Before it opened, Nash had billed See the Jaguar as “an allegorical Western without the horses.” Set in the “backwash of civilization,” the rural South, it was loaded with symbolism, much of it difficult to understand. One early reader of the play had dismissed it, accusing Nash of having “earthy characters break from their role to spout philosophical pronouncements.”
[In the play, Wally Wilkins is a seventeen-year-old boy, who has been locked up since he was a child in an ice house by his neurotic mother, ostensibly to protect him from the cruelty of the world. Shortly before her death, she releases him. As an innocent naïf, he discovers the cruelty and horror of the world, encountering both brutality and beauty.
A kindly schoolteacher, Arthur Kennedy, aided by his pregnant partner, takes him in and shelters him to the degree he can. Kennedy’s partner was portrayed by Constance Ford, who had been awarded the role after Maureen Stapleton turned it down.
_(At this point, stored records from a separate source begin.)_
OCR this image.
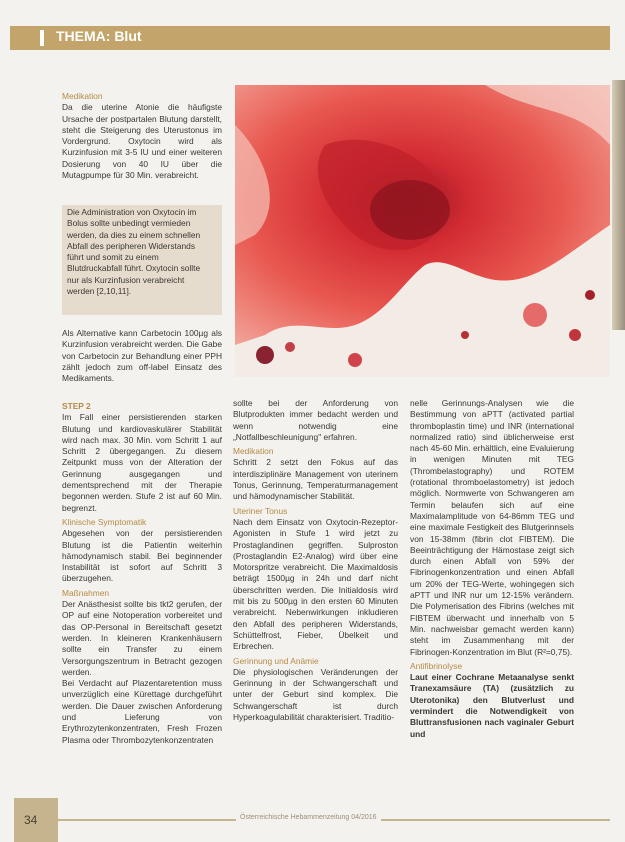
THEMA: Blut

Medikation

Da die uterine Atonie die häufigste Ursache der postpartalen Blutung darstellt, steht die Steigerung des Uterustonus im Vordergrund. Oxytocin wird als Kurzinfusion mit 3-5 IU und einer weiteren Dosierung von 40 IU über die Mutagpumpe für 30 Min. verabreicht.

Die Administration von Oxytocin im Bolus sollte unbedingt vermieden werden, da dies zu einem schnellen Abfall des peripheren Widerstands führt und somit zu einem Blutdruckabfall führt. Oxytocin sollte nur als Kurzinfusion verabreicht werden [2,10,11].

Als Alternative kann Carbetocin 100µg als Kurzinfusion verabreicht werden. Die Gabe von Carbetocin zur Behandlung einer PPH zählt jedoch zum off-label Einsatz des Medikaments.

STEP 2

Im Fall einer persistierenden starken Blutung und kardiovaskulärer Stabilität wird nach max. 30 Min. vom Schritt 1 auf Schritt 2 übergegangen. Zu diesem Zeitpunkt muss von der Alteration der Gerinnung ausgegangen und dementsprechend mit der Therapie begonnen werden. Stufe 2 ist auf 60 Min. begrenzt.

Klinische Symptomatik

Abgesehen von der persistierenden Blutung ist die Patientin weiterhin hämodynamisch stabil. Bei beginnender Instabilität ist sofort auf Schritt 3 überzugehen.

Maßnahmen

Der Anästhesist sollte bis tkt2 gerufen, der OP auf eine Notoperation vorbereitet und das OP-Personal in Bereitschaft gesetzt werden. In kleineren Krankenhäusern sollte ein Transfer zu einem Versorgungszentrum in Betracht gezogen werden.

Bei Verdacht auf Plazentaretention muss unverzüglich eine Kürettage durchgeführt werden. Die Dauer zwischen Anforderung und Lieferung von Erythrozytenkonzentraten, Fresh Frozen Plasma oder Thrombozytenkonzentraten

sollte bei der Anforderung von Blutprodukten immer bedacht werden und wenn notwendig eine „Notfallbeschleunigung" erfahren.

Medikation

Schritt 2 setzt den Fokus auf das interdisziplinäre Management von uterinem Tonus, Gerinnung, Temperaturmanagement und hämodynamischer Stabilität.

Uteriner Tonus

Nach dem Einsatz von Oxytocin-Rezeptor-Agonisten in Stufe 1 wird jetzt zu Prostaglandinen gegriffen. Sulproston (Prostaglandin E2-Analog) wird über eine Motorspritze verabreicht. Die Maximaldosis beträgt 1500µg in 24h und darf nicht überschritten werden. Die Initialdosis wird mit bis zu 500µg in den ersten 60 Minuten verabreicht. Nebenwirkungen inkludieren den Abfall des peripheren Widerstands, Schüttelfrost, Fieber, Übelkeit und Erbrechen.

Gerinnung und Anämie

Die physiologischen Veränderungen der Gerinnung in der Schwangerschaft und unter der Geburt sind komplex. Die Schwangerschaft ist durch Hyperkoagulabilität charakterisiert. Traditio-

nelle Gerinnungs-Analysen wie die Bestimmung von aPTT (activated partial thromboplastin time) und INR (international normalized ratio) sind üblicherweise erst nach 45-60 Min. erhältlich, eine Evaluierung in wenigen Minuten mit TEG (Thrombelastography) und ROTEM (rotational thromboelastometry) ist jedoch möglich. Normwerte von Schwangeren am Termin belaufen sich auf eine Maximalamplitude von 64-86mm TEG und eine maximale Festigkeit des Blutgerinnsels von 15-38mm (fibrin clot FIBTEM). Die Beeinträchtigung der Hämostase zeigt sich durch einen Abfall von 59% der Fibrinogenkonzentration und einen Abfall um 20% der TEG-Werte, wohingegen sich aPTT und INR nur um 12-15% verändern. Die Polymerisation des Fibrins (welches mit FIBTEM überwacht und innerhalb von 5 Min. nachweisbar gemacht werden kann) steht im Zusammenhang mit der Fibrinogen-Konzentration im Blut (R²=0,75).

Antifibrinolyse

Laut einer Cochrane Metaanalyse senkt Tranexamsäure (TA) (zusätzlich zu Uterotonika) den Blutverlust und vermindert die Notwendigkeit von Bluttransfusionen nach vaginaler Geburt und

34	Österreichische Hebammenzeitung 04/2016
After his release from his prison, Wally had set out with a rifle, and at one point, he kills a mountain jaguar about to attack him. That angers the local sheriff (played by Cameron Prud’Homme), who, previously, had built a cage with the intention of exhibiting the animal as a sideshow at his gas station. He’d even painted a sign—SEE THE JAGUAR—with the intention of displaying it, along with a menagerie of other abused and caged wild animals, as a tourist attraction.
When the sheriff’s hopes about capturing the jaguar alive are thwarted, he captures Wally and displays him in the cage in lieu of the jaguar. The teacher (as played by Kennedy) later frees him, an act of defiance that so enrages the sheriff that he shoots him as “retribution” for his kindness.]
During his second audition, this time in front of the director, Michael Gordon, a very different-looking
Jimmy showed up for his reading.
Born a Jew in Baltimore, and later a member of the left-wing Group Theatre, Gordon was, at the time of Jimmy’s audition for See the Jaguar, under scrutiny from Congressional witch-hunting committees, as spearheaded by the dreaded Joseph McCarthy. Gordon was a friend of director Elia Kazan and John Garfield, one of the few Hollywood actors that Jimmy admired.
Shortly before he met Jimmy, Gordon had directed the 1950 production of Cyrano de Bergerac, which had won a Best Actor Oscar for José Ferrer.
[Amazingly, after Gordon survived the blacklist, film producer Ross Hunter hired him to direct a comedy for a 1959 release. It was Pillow Talk, starring Rock Hudson and Doris Day. It became one of the biggest-grossing box offices successes of that year.]
“I couldn’t believe it,” Nash said. “The day before, Jimmy had been so neat and well-dressed. But when he showed up to meet Gordon, he looked like he was recovering from a two-night drunk. He was disheveled, his hair uncombed, and one of the lenses in his spectacles had been cracked. His reading was very bad. Gordon met with me and rejected Jimmy, even those he was close to Ayers, the producer.”
“Finally, I persuaded Gordon to give Jimmy a final chance the following day. I went to Jimmy and angrily asked him, ‘What in hell happened to you?’”
Jimmy told the playwright that he’d had a sleepless night owing to a personal problem. He hadn’t repaired his glasses, since he had no money.
Nash agreed to lend him ten dollars. But when he showed up the following afternoon, although he was neatly dressed, he wore no glasses. “You don’t need glasses anymore?” Nash asked.
“I went to buy a new pair with your ten dollars, but I saw this vicious-looking knife in a store window. So I went inside and bought it. I’m carrying it now.”
Then he claimed that two friends had rehearsed with him throughout most of the night, and that he knew all the lines by heart, so he wouldn’t have to read from the script.